Ativistas enfrentam repressão e esperam apoio da União Europeia contra a ‘propaganda LGBT’
Em um movimento que reverbera como um eco sombrio da repressão russa, Kasachstão avança na aprovação de uma lei que proíbe a chamada “propaganda LGBT”. Inspirada diretamente no modelo legislativo de Vladimir Putin, a medida, que ainda aguarda votação final, já tem causado um impacto devastador na comunidade LGBTQIA+ do país, especialmente entre jovens ativistas que enfrentam perseguições, agressões e prisões arbitrárias.
Um cenário de medo e resistência
Temirlan Bajmasch, um jovem ativista de 22 anos e estudante de Relações Internacionais em Astana, a capital do Kasachstão, é uma das vozes que se levantam contra essa onda conservadora. Fundador da iniciativa Queer.kz, ele relata um aumento drástico das investidas hostis desde que a legislação começou a ser discutida. “Antes já havia casos de sequestros e tentativas de conversão forçada, mas agora as agressões são constantes e as autoridades parecem compactuar com isso”, afirma.

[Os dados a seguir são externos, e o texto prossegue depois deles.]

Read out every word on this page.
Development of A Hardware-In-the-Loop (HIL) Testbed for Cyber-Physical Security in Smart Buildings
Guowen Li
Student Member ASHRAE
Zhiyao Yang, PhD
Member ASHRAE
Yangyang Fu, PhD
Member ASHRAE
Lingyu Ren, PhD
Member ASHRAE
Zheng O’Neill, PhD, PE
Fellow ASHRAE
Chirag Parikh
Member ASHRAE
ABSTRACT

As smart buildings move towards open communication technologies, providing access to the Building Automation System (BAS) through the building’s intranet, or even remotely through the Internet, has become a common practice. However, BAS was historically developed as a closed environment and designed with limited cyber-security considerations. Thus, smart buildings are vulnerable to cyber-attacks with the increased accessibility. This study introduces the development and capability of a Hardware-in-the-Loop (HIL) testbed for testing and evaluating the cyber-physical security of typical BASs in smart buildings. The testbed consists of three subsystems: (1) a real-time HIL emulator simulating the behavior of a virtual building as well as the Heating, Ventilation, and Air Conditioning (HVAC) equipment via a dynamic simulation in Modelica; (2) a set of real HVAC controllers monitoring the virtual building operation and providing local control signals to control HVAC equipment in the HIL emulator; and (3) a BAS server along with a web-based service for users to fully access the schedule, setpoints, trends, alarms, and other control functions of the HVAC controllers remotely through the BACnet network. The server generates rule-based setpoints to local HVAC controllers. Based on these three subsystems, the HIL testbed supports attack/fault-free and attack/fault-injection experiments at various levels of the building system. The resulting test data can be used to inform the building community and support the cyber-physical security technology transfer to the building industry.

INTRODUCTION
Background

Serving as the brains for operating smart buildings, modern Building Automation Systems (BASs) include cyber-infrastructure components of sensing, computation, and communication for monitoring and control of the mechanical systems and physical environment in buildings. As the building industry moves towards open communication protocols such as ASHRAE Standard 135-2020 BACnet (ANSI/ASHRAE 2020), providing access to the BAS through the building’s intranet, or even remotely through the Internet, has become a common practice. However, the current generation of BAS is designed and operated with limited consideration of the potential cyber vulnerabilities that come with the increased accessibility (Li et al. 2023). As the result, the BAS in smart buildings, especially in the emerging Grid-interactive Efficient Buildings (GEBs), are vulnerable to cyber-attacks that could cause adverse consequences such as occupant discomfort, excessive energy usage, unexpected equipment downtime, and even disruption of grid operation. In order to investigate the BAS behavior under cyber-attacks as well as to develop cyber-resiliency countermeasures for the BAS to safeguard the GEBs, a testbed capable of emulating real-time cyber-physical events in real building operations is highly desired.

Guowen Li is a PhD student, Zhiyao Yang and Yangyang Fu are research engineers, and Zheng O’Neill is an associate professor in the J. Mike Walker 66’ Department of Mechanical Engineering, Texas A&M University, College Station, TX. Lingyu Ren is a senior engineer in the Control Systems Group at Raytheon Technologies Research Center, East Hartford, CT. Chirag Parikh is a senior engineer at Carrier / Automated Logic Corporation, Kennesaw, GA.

O país, de maioria muçulmana e tradição secular, tem visto um fortalecimento do discurso em defesa dos chamados “valores tradicionais”, uma expressão repetida à exaustão pelo presidente Kassym-Schomart Tokajew, que segue a cartilha de Putin. A narrativa oficial associa a visibilidade LGBTQIA+ a uma ameaça à família e à segurança nacional, justificando a censura e a repressão.
O que diz a lei e seus efeitos práticos
O projeto aprovado pelo Madschlis, o Parlamento, em novembro, proíbe a disseminação de informações que “propaguem a pedofilia e/ou orientações sexuais não tradicionais” em espaços públicos, mídia, redes sociais e plataformas online. As penalidades incluem multas e até dez dias de detenção para reincidentes.
Na prática, isso significa a criminalização da expressão da identidade LGBTQIA+ e o fechamento de espaços de apoio e diálogo. Organizações e eventos são sufocados, e os ativistas vivem sob constante ameaça. Bajmasch lembra que, após apresentarem uma pesquisa sobre os efeitos da discriminação na saúde mental dos jovens LGBTQIA+ — que mostrou altos índices de depressão e tentativas de suicídio — eles foram atacados fisicamente e detidos pela polícia, que não ofereceu proteção.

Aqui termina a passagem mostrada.